Lessard I A, Domingo G J, Borges A, Perham R N
Cambridge Centre for Molecular Recognition, Department of Biochemistry, University of Cambridge, United Kingdom.
Eur J Biochem. 1998 Dec 1;258(2):491-501. doi: 10.1046/j.1432-1327.1998.2580491.x.
Genes encoding the dihydrolipoyl acetyltransferase (E2) and dihydrolipoyl dehydrogenase (E3) components of the pyruvate dehydrogenase (PDH) multienzyme complex from Bacillus stearothermophilus were overexpressed in Escherichia coli. The E2 component was purified as a large soluble aggregate (molecular mass > 1 x 10(6) Da) with the characteristic 532 symmetry of an icosahedral (60-mer) structure, and the E3 as a homodimer with a molecular mass of 110 kDa. The recombinant E2 component in vitro was capable of binding either 60 E3(alpha2) dimers or 60 heterotetramers (alpha2beta2) of the pyruvate decarboxylase (E1) component (also the product of B. stearothermophilus genes overexpressed in E. coli). Assembling the E2 polypeptide chain into the icosahedral E2 core did not impose any restriction on the binding of E1 or E3 to the peripheral subunit-binding domain in each E2 chain. This has important consequences for the stoichiometry of the assembled complex in vivo. The lipoyl domain of the recombinant E2 protein was found to be unlipoylated, but it could be correctly post-translationally modified in vitro using a recombinant lipoate protein ligase from E. coli. The lipoylated E2 component was able to bind recombinant E1 and E3 components in vitro to generate a PDH complex with a catalytic activity comparable with that of the wild-type enzyme.

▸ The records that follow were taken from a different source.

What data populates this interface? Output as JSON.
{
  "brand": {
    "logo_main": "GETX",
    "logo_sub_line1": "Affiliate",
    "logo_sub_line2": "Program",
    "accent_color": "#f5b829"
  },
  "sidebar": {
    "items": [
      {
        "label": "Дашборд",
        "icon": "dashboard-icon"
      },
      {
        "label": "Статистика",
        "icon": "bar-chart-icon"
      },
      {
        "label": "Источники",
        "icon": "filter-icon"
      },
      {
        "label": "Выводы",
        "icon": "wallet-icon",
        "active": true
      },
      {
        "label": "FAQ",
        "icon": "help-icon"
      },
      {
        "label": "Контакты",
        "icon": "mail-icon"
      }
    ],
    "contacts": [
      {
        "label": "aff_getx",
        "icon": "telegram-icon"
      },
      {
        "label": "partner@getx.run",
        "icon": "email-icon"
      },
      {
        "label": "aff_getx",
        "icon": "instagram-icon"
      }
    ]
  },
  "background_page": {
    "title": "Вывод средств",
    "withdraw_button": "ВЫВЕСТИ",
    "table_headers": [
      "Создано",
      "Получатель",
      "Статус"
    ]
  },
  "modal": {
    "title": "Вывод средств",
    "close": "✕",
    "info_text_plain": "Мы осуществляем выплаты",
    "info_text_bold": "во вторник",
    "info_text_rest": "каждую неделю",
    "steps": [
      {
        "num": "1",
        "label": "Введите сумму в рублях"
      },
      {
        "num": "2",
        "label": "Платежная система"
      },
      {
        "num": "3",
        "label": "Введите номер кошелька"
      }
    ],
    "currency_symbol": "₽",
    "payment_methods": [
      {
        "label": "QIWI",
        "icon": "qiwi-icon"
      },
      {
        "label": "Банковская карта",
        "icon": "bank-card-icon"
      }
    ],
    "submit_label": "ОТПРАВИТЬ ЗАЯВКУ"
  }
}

Reversible unfolding of the recombinant E2 and E3 components in 6 M guanidine hydrochloride was possible in the absence of chaperonins, with recoveries of enzymic activities of 95% and 85%, respectively. However, only 26% of the E1 enzyme activity was recovered under the same conditions as a result of irreversible denaturation of both E1alpha and E1beta. This represents the first complete post-translational modification and assembly of a fully active PDH complex from recombinant proteins in vitro.
来自嗜热脂肪芽孢杆菌的丙酮酸脱氢酶(PDH)多酶复合体中二氢硫辛酰乙酰转移酶(E2)和二氢硫辛酰脱氢酶(E3)组分的编码基因在大肠杆菌中得到了过表达。E2组分被纯化成为一种大的可溶性聚集体(分子量>1×10⁶ Da),具有二十面体(60聚体)结构的特征性532对称性,而E3则被纯化成为一种分子量为110 kDa的同型二聚体。体外重组E2组分能够结合60个E3(α₂)二聚体或60个丙酮酸脱羧酶(E1)组分的异源四聚体(α₂β₂)(E1也是在大肠杆菌中过表达的嗜热脂肪芽孢杆菌基因的产物)。将E2多肽链组装到二十面体E2核心中,并未对E1或E3与每个E2链中的外周亚基结合结构域的结合造成任何限制。这对于体内组装复合体的化学计量具有重要影响。发现重组E2蛋白的硫辛酰结构域未被硫辛酰化,但使用来自大肠杆菌的重组硫辛酸蛋白连接酶在体外可对其进行正确的翻译后修饰。硫辛酰化的E2组分在体外能够结合重组E1和E3组分,以产生具有与野生型酶相当的催化活性的PDH复合体。在没有伴侣蛋白的情况下,重组E2和E3组分在6 M盐酸胍中能够可逆地展开,酶活性的回收率分别为95%和85%。然而,在相同条件下,由于E1α和E1β的不可逆变性,仅回收了26%的E1酶活性。这代表了首次在体外由重组蛋白完成具有完全活性的PDH复合体的翻译后修饰和组装。